Eklablog Tous les blogs Top blogs Lifestyle
Editer l'article Suivre ce blog Administration + Créer mon blog
MENU
Header cover

Comprimés BIO

vit-C-2.JPGL’agriculture biologique (vous avez déjà vu une agriculture qui ne soit pas biologique ?) fait des miracles : elle réussi à faire pousser des comprimés de vitamine C (acide ascorbique) de façon durable et responsable sans utiliser des engrais chimiques de synthèse, des pesticides de synthèse et bien sûr des organismes génétiquement modifiés.
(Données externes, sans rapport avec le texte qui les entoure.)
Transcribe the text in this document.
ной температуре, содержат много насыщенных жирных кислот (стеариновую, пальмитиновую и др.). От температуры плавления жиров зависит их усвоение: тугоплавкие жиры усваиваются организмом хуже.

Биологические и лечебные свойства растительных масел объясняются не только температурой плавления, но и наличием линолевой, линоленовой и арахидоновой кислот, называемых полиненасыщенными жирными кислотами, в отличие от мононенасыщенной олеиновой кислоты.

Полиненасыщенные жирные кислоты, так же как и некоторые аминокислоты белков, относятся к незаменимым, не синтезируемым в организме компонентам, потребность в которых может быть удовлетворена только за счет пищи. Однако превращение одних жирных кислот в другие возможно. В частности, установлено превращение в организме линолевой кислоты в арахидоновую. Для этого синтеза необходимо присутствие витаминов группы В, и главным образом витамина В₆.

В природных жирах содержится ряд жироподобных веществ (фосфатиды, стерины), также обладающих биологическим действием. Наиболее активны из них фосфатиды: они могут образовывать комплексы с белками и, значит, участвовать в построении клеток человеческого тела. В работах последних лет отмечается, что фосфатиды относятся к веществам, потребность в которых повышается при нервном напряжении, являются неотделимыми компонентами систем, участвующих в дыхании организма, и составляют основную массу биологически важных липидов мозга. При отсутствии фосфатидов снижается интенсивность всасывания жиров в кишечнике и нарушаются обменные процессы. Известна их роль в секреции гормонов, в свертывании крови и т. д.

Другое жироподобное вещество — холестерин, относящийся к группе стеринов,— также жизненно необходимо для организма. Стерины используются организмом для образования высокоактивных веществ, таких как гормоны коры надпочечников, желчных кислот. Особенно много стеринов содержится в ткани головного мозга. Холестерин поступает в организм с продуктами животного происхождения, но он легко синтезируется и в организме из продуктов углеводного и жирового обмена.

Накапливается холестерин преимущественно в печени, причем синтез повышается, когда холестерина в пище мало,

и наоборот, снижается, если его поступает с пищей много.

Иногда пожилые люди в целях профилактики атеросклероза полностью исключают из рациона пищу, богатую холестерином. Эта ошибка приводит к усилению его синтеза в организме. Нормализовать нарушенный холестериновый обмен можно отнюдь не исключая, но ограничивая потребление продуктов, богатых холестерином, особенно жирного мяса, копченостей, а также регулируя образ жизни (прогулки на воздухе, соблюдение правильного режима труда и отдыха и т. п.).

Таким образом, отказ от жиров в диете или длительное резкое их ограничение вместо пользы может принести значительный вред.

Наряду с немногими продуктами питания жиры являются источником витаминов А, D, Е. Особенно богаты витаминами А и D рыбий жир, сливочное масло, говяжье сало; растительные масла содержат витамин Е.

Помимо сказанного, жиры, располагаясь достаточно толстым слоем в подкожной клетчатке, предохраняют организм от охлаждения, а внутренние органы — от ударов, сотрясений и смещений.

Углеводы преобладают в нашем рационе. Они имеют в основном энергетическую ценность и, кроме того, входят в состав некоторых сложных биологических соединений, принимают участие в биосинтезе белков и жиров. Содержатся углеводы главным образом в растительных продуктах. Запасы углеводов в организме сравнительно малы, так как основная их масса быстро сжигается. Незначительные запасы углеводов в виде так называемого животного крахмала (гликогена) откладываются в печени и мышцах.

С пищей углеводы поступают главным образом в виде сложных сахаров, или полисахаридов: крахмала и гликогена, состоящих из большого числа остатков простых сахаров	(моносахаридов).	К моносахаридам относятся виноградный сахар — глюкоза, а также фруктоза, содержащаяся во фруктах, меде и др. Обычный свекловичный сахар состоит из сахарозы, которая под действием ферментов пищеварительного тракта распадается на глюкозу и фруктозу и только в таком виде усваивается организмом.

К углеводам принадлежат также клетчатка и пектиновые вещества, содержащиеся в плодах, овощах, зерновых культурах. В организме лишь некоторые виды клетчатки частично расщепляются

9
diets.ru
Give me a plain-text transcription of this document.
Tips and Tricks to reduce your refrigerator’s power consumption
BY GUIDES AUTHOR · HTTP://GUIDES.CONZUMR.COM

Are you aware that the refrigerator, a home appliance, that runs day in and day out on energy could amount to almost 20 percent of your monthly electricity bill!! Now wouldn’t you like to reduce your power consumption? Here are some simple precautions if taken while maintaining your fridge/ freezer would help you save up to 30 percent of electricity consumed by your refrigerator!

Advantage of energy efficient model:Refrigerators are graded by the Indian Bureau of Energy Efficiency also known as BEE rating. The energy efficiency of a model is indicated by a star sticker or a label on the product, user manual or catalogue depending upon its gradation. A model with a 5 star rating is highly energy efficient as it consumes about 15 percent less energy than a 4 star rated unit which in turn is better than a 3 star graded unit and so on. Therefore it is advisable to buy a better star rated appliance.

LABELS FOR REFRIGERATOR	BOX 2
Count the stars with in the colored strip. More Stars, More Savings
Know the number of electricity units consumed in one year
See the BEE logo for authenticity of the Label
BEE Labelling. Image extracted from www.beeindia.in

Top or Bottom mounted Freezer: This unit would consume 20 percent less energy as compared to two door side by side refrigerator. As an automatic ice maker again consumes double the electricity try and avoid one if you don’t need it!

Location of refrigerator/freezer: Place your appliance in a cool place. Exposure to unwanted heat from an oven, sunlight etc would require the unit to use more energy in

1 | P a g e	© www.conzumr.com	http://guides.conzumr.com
L’acide ascorbique ne peut, bien entendu, n’être que de l’acide ascorbique, qu’il soit obtenu à partir de plantes ou par synthèse. Comment un acide ascorbique peut-il devenir BIO ? Et quel peut bien être l’avantage d’un acide ascorbique BIO par rapport un acide ascorbique non BIO ? Le marchand qui vend les comprimés me répondrait sans doute, pour défendre son affichage attractif, que ce n’est pas la vitamine C qui est BIO, mais les ingrédients. A noter en outre que le chiffre 1000 figurant sur le tube ci-contre pourrait être attribué à la dose de vitamine C, habituellement vendue sous ce dosage, il correspond en fait au fruit d’origine, la dose de vitamine C par comprimé étant de 180 mg. Petite entourloupe supplémentaire.

 

Sur un tube différent, de même provenance, et sans le label BIO,  il est indiqué que LA VITAMINE C EST 100% NATURELLE. Encore une fois, qu’elle est la différence entre l’acide ascorbique naturel et celui qui est « artificiel » et dont la formule chimique (très simple) est évidemment la même ? Impossible ici de masquer l’argument purement publicitaire.

 

Il est irritant que l’écologie devienne un artifice publicitaire souvent abusif et que les marchands utilisent de façon intéressée et désinvolte les termes « naturel », « éco », « bio », « durable », « responsable » pour attirer les gens sensibles à la destruction de la planète et leur vendre, en général un peu plus cher, leurs produits qui ne diffèrent guère ou pas du tout des produits habituels (sauf, pour les honnêtes, dans la manière de les obtenir).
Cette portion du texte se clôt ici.